El OST es otro factor crítico. En un drama donde el arte es el centro, la música no puede ser solo un acompañamiento; debe ser la voz del pincel. Si logran una banda sonora que capture esa mezcla de asombro y terror que produce la belleza en tiempos de guerra, tendrán la mitad de la batalla ganada. Las actuaciones, especialmente en las escenas donde el personaje de An Gyeon se enfrenta al lienzo en blanco, serán las que definan si Park Bo-gum puede finalmente desprenderse de su imagen de ‘chico bueno’ para abrazar la oscuridad del genio atormentado.
Veredicto Preliminar y Expectativas
No voy a mentir: tengo mis reservas sobre el agotamiento del género saeguk en la actualidad. Sin embargo, la distinción entre ‘historia de poder’ e ‘historia de arte’ es lo suficientemente sólida como para darles el beneficio de la duda. Mongyudowondo no está compitiendo solo por la taquilla; está compitiendo por un lugar en la memoria estética del espectador. Si logran que sintamos el mismo escalofrío que sintió el Príncipe Anpyeong al despertar de su sueño, entonces el éxito de Wang-sa-nam será solo un ruido de fondo en comparación.
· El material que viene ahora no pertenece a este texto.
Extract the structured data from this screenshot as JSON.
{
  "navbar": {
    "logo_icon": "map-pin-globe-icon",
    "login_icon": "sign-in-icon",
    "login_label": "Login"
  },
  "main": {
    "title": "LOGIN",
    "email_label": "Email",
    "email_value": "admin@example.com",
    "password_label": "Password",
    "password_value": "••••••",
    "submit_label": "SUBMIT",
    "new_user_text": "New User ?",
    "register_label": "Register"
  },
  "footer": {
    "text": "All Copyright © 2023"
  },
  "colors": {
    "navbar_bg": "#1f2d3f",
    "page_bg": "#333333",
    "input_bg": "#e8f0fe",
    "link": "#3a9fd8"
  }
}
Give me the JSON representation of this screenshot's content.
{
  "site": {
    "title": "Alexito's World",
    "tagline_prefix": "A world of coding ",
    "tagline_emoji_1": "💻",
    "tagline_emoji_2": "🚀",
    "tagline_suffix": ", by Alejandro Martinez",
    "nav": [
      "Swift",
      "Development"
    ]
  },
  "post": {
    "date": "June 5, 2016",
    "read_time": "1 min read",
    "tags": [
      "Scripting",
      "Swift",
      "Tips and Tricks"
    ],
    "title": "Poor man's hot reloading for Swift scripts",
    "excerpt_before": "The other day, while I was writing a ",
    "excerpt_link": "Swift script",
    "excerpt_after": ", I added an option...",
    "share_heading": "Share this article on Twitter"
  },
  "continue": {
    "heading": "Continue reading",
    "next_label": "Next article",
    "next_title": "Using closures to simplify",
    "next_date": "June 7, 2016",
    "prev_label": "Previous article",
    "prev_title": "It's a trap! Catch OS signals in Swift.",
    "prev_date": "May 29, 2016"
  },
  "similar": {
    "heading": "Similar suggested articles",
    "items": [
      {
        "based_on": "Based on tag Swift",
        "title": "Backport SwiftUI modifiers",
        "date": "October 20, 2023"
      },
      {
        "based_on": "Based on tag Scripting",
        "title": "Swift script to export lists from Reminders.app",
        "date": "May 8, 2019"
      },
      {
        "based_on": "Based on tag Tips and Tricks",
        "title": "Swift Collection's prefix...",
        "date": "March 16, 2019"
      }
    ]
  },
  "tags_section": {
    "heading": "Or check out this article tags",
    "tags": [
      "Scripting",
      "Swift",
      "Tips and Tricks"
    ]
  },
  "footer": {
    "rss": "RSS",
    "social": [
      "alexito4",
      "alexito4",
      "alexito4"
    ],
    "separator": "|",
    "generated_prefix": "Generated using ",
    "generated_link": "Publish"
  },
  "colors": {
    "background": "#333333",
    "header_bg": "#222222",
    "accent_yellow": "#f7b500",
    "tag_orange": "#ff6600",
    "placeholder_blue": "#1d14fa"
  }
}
Para los fans de Kim Nam-gil, prepárense para una versión más contenida pero explosiva de su talento. Para los seguidores de Park Bo-gum, este podría ser el papel que lo consagre definitivamente como un actor de carácter capaz de cargar con el peso de una narrativa compleja. La industria está mirando, nosotros estamos esperando, y el lienzo aún está húmedo.
«¿Podemos hablar de cómo Kim Nam-gil siempre elige proyectos que destrozan mi estabilidad emocional? Ya estoy preparando los pañuelos para el estreno.» — Fan en Twitter (X), recientemente
En resumen, el duelo no es solo entre dos películas, sino entre dos formas de entender el cine histórico en Corea. ¿Ganará la narrativa de la espada o la del pincel? Sea como sea, nosotros, los espectadores, somos los verdaderos ganadores de esta guerra de titanes en la pantalla grande. Mantendré mis ojos en los anuncios de la distribuidora, porque el primer tráiler oficial promete ser el evento cinematográfico del trimestre.